В тот вечер я решил поужинать один в своей комнате. Несмотря на воспоминания о старых вторжениях, она теперь показалась мне убежищем. Хотя турник для подтягиваний все еще был зажат в дверном проеме гардеробной.
Наши с Тимом двухъярусные кровати все так же плотно прилегали к стене. Но теперь я мог лежать на оранжевом ковре и слушать музыку так громко, как только хотелось, никому не мешая. После моего выступления на ужине предыдущим вечером никто из родителей не интересовался, почему я отсутствую.
Дэнни вернулся после ужина.
— Если хочешь, можешь спуститься вниз. Они спрятались в библиотеке. Двери закрыты, но мы можем прокрасться сзади и подглядеть за ними. Пойдем?
— Не хочу за ними наблюдать, Дэнни. Давай просто оставим их в покое.
— Пожалуйста. Не заставляй меня идти одного. Давай же! Это должно быть весело. Ты обязательно должен посмотреть со мной.
Я уступил просьбе брата, и мы вместе спустились вниз, выйдя через большую парадную дверь. Уже стало темно, но в небе светила почти полная луна. Мы пробрались вдоль стены за кустами. Снаружи дом казался массивным и величественным.
Металлические клетки для голубей, которых держала мама, в сумерках блестели белым светом. Даже в своей спальне я всю ночь слышал их воркование, как будто они не знали, что были обычными пленниками в нашем доме. А может быть, они ворковали, зная про клетки, но им так было удобнее: их кормят, а не заставляют добывать себе пищу в дикой природе.

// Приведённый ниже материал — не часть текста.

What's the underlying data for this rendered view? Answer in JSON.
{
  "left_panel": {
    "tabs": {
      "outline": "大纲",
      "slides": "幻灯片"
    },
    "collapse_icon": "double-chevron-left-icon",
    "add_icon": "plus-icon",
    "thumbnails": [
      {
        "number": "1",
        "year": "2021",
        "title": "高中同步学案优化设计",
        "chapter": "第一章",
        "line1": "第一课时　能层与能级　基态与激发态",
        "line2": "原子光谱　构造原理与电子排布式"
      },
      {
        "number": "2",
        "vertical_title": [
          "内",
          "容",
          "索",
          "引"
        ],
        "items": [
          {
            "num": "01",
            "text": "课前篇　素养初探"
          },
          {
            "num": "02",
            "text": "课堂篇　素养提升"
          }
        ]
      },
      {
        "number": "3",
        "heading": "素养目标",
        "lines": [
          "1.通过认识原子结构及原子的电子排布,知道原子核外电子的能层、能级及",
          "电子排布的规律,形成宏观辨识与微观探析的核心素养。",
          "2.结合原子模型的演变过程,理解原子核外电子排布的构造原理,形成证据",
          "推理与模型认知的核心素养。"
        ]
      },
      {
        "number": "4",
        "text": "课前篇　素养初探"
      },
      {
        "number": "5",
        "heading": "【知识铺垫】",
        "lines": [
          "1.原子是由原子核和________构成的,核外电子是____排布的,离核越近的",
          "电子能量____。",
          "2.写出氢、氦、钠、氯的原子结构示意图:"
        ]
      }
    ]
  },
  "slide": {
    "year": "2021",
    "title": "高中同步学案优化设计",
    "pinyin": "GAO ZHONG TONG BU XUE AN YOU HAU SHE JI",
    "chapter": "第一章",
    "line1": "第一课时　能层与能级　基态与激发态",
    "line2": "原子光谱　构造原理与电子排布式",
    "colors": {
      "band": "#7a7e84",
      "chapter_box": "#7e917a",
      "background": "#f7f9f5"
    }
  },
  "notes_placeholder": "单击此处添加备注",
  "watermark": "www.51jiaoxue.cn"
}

Утешительные настойчивые призывы голубей друг к другу то затихали, то возобновлялись, возвращаясь в моих мыслях непрерывным циклом. Даже во время учебы в школе, просыпаясь в своей комнате общежития или на уроке геометрии, мне казалось, что я все еще слышу их.
Мы тихо прошли, прижимаясь к стене дома, а затем расположились за кустом, у стены с окнами. Мама и папа хихикали с двумя незнакомцами, которых Дэнни опознал как Тедди и Светлану. Они передавали туда-сюда зажженный косяк, сидя в «яме» (так мы называли место, где смотрели телевизор по выходным).
Собравшиеся сидели друг напротив друга на диванах. Аднан притулился в эркере, выглядел он уныло и отстраненно. Его белый халат напоминал простыню. Настенное бра освещало их лица сбоку. Тедди — большой и неряшливый, в кожаной куртке — сидел так близко к маме, что их ноги соприкасались. Его могучая рука интимно лежала на маленьких маминых плечах. На какую-то шутку, которую мы не расслышали, мама рассмеялась и откинула голову назад, прижавшись к плечу Тедди. Он притянул ее к себе. Светлана сидела очень близко к папе. У нее были осветленные волосы, вдруг она дернула головой вверх и сделала фальшиво-шокированное лицо, как будто мой отец ущипнул ее за попу, пока она не смотрела. Через открытые окна к нам просачивался запах дыма травки.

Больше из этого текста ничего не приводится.